No more so that "a and b within 1% of each other". It's just a 
short-hand. What I mean by "of each other" is the method recommended by 
Bruce Dawson, use the larger of a and b, what Boost(?) and you are 
calling the "strong test".


[...]
> > Negative error tolerances, on the other hand, do seem to be meaningless
> > and should be prevented.
> 
> 
> you could just take the abs(rel_tol), but really?  what's the point?

No no, I agree with you that tolerances (relative or absolute) should 
prohibit negative values.

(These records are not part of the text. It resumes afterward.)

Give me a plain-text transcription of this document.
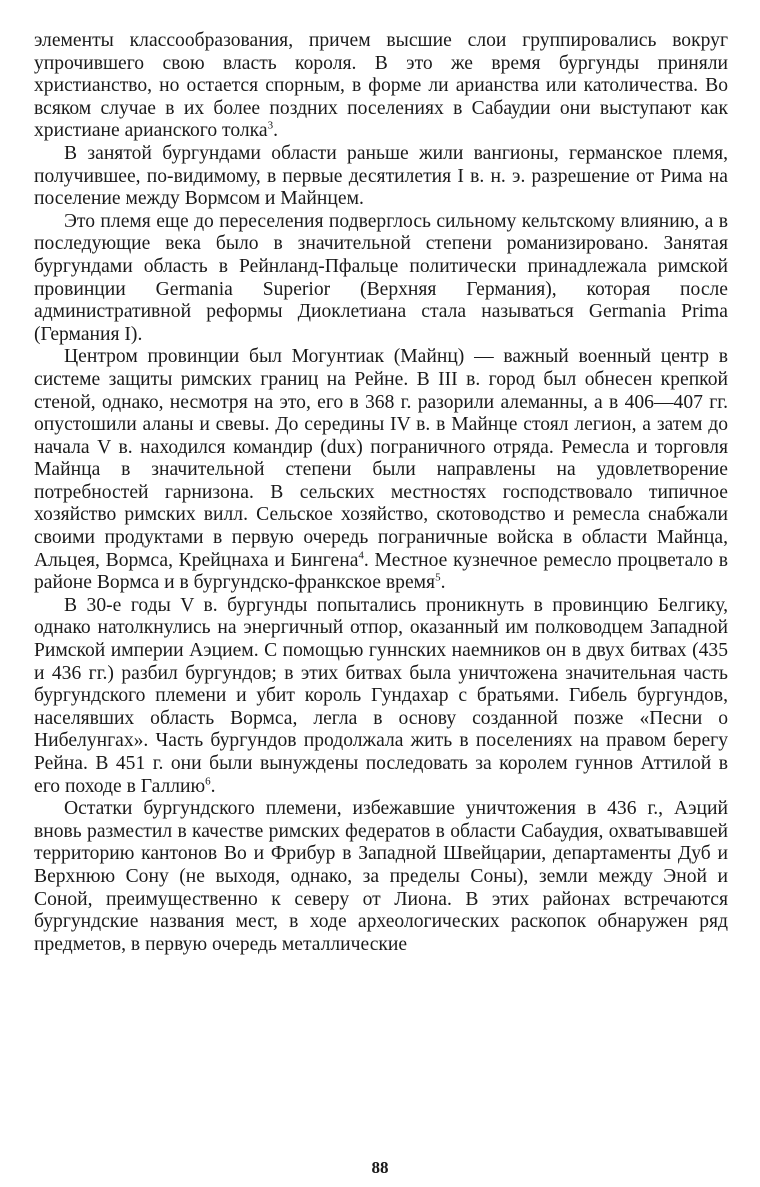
элементы классообразования, причем высшие слои группировались вокруг упрочившего свою власть короля. В это же время бургунды приняли христианство, но остается спорным, в форме ли арианства или католичества. Во всяком случае в их более поздних поселениях в Сабаудии они выступают как христиане арианского толка$^3$.

В занятой бургундами области раньше жили вангионы, германское племя, получившее, по-видимому, в первые десятилетия I в. н. э. разрешение от Рима на поселение между Вормсом и Майнцем.

Это племя еще до переселения подверглось сильному кельтскому влиянию, а в последующие века было в значительной степени романизировано. Занятая бургундами область в Рейнланд-Пфальце политически принадлежала римской провинции Germania Superior (Верхняя Германия), которая после административной реформы Диоклетиана стала называться Germania Prima (Германия I).

Центром провинции был Могунтиак (Майнц) — важный военный центр в системе защиты римских границ на Рейне. В III в. город был обнесен крепкой стеной, однако, несмотря на это, его в 368 г. разорили алеманны, а в 406—407 гг. опустошили аланы и свевы. До середины IV в. в Майнце стоял легион, а затем до начала V в. находился командир (dux) пограничного отряда. Ремесла и торговля Майнца в значительной степени были направлены на удовлетворение потребностей гарнизона. В сельских местностях господствовало типичное хозяйство римских вилл. Сельское хозяйство, скотоводство и ремесла снабжали своими продуктами в первую очередь пограничные войска в области Майнца, Альцея, Вормса, Крейцнаха и Бингена$^4$. Местное кузнечное ремесло процветало в районе Вормса и в бургундско-франкское время$^5$.

В 30-е годы V в. бургунды попытались проникнуть в провинцию Белгику, однако натолкнулись на энергичный отпор, оказанный им полководцем Западной Римской империи Аэцием. С помощью гуннских наемников он в двух битвах (435 и 436 гг.) разбил бургундов; в этих битвах была уничтожена значительная часть бургундского племени и убит король Гундахар с братьями. Гибель бургундов, населявших область Вормса, легла в основу созданной позже «Песни о Нибелунгах». Часть бургундов продолжала жить в поселениях на правом берегу Рейна. В 451 г. они были вынуждены последовать за королем гуннов Аттилой в его походе в Галлию$^6$.

Остатки бургундского племени, избежавшие уничтожения в 436 г., Аэций вновь разместил в качестве римских федератов в области Сабаудия, охватывавшей территорию кантонов Во и Фрибур в Западной Швейцарии, департаменты Дуб и Верхнюю Сону (не выходя, однако, за пределы Соны), земли между Эной и Соной, преимущественно к северу от Лиона. В этих районах встречаются бургундские названия мест, в ходе археологических раскопок обнаружен ряд предметов, в первую очередь металлические

88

Or complex ones for that matter.


> > (E.g. "guess the number of grains of sand on this beach".) Any upper
> > limit you put in is completely arbitrary,
> 
> 
> somehow one doesn't feel arbitrary to me -- numbers aren't close if the
> difference between them is larger than the largest of the numbers -- not
> arbitrary, maybe unneccesary , but not arbirtrary

Consider one way of detecting outliers in numeric data: any number more 
than X standard deviations from the mean in either direction may be an 
outlier.

py> import statistics
py> data = [1, 2, 100, 100, 100, 101, 102, 103, 104, 500, 100000]
py> m = statistics.mean(data)
py> tol = 3*statistics.stdev(data)
py> [x for x in data if abs(x-m) > tol]
[100000]
py> m, tol, tol/m
(9201.181818181818, 90344.55455462009, 9.818798969508077)

tol/m is, of course, the error tolerance relative to m, which for the 
sake of the argument we are treating as the "known value": anything more 
than 9.818... times the mean is probably an outlier.

Now, the above uses an absolute tolerance, but I should be able to get 
the same results from a relative tolerance of 9.818... depending on 
which is more convenient to work with at the time.